Nesse último, ela mesma deu uma contribuição importante à erosão da boa
fama, com a declaração de que não teria aprovado contrato de compra da
refinaria de Pasadena, quando presidia o Conselho de Administração da
Petrobras, se tivesse conhecido todas as cláusulas. De lá para cá,
outras revelações vêm servindo ao objetivo da oposição, de mantê-la no
centro do escândalo e desconstruir a imagem sobre a qual Lula erigiu a
candidatura dela em 2010.
A última contribuição nesse sentido foi
a declaração feita ontem por Edson Ribeiro, advogado do ex-diretor
internacional da Petrobras Nestor Cerveró. Depois de avisar que o
cliente não será “bode expiatório”, informou que todos os conselheiros
receberam cópias da íntegra do contrato 15 dias antes da reunião do
conselho. Confirmou, entretanto, que não constavam do resumo executivo
apresentado na reunião as duas cláusulas que tornaram o negócio ainda
mais danoso.
O tefal de cada um
Aqui,
entram os aspectos da vida burocrática no interior do Estado, mal
conhecidos por quem vive fora dele. Os conselhos de administração são
integrados por autoridades públicas (e privadas, quando a empresa é de
economia mista, como a Petrobras) que, tendo suas próprias atividades,
não participam do dia a dia da empresa, tocado pela diretoria executiva.

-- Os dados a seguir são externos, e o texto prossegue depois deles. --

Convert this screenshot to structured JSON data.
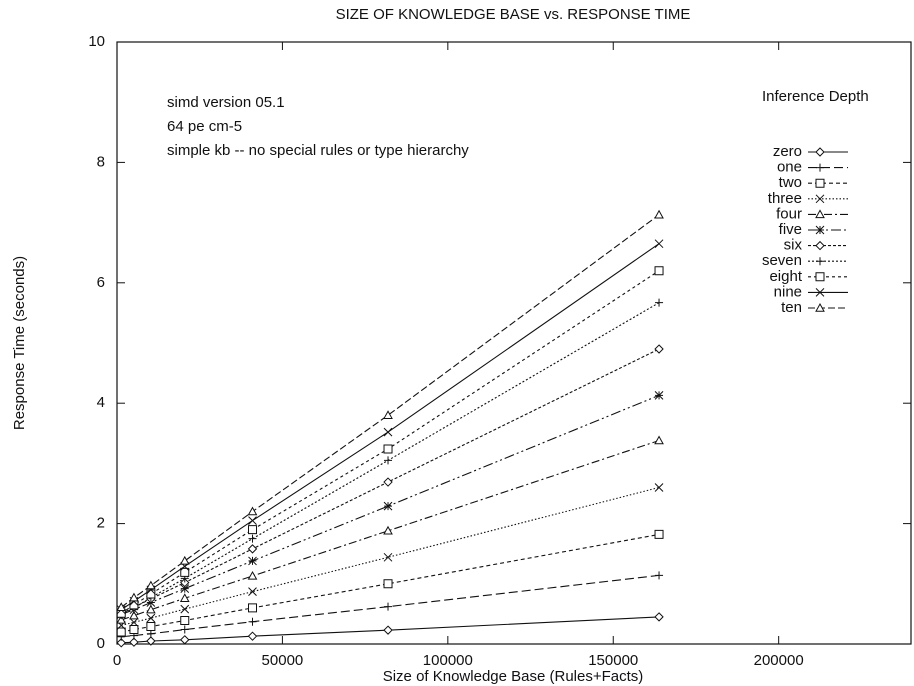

Em cada reunião, deparam-se com vasta agenda de medidas para examinar e
aprovar. Geralmente, não chegam a ler os contratos, guiando-se pelo
resumo executivo, que, no caso de Pasadena, foi realmente incompleto. Os
representantes dos acionistas privados eram Fábio Barbosa, Jorge Gerdau
e Cláudio Luiz Haddad. Se não eles, dirá a oposição, pelo menos os
representantes do governo – que eram, além de Dilma, o hoje governador
Jaques Wagner e o ministro da Fazenda, Guido Mantega – deviam ter
examinado todo o contrato. “É de espantar que Dilma, famosa pelo costume
de espancar projetos que lhe são apresentados por ministros e
auxiliares, tenha sido tão passiva nesse caso”, diz Pestana. Mas é
também forte o indício de má-fé do então diretor internacional, ao
omitir do resumo executivo informações sobre cláusulas tão importantes,
fixando a margem de lucro do sócio e a obrigação de compra do resto das
ações em caso de impasse. Uma pergunta crucial é: por que houve a
omissão?
Pasadena dá um bom discurso, mas a mira da oposição está
em Paulo Roberto Costa, o ex-diretor que está preso e tinha conexões
com boa parte da base governista. O presidente do Senado, Renan
Calheiros, rejeitou os questionamentos à CPI da oposição, mas não
descartou a CPI de todo o mundo, proposta pelos governistas. Se ela for
instalada, haverá feridos dos dois lados e de quase todos os partidos.
Dilma passará pelo teste de seu tefal. O de Lula era excepcionalmente
resistente, e ele se reelegeu apesar do mensalão e, depois, dos
aloprados.
Ainda 1964
A passagem dos 50
anos do golpe de 1964 desatou uma espécie de catarse coletiva por tudo
que não foi dito ou desabafado em uma transição pactuada. Em algum
momento isso aconteceria. O saldo deve ser o fortalecimento da
democracia e a apropriação da verdade por todos. Quando as Forças
Armadas se dispõem a investigar ocorrências de tortura em suas
instalações, indicam que venceram o vírus golpista e o horror ao
revanchismo. A outra parte do mérito é do ministro da Defesa, Celso
Amorim, que tem sabido lidar com esses cristais com muita habilidade.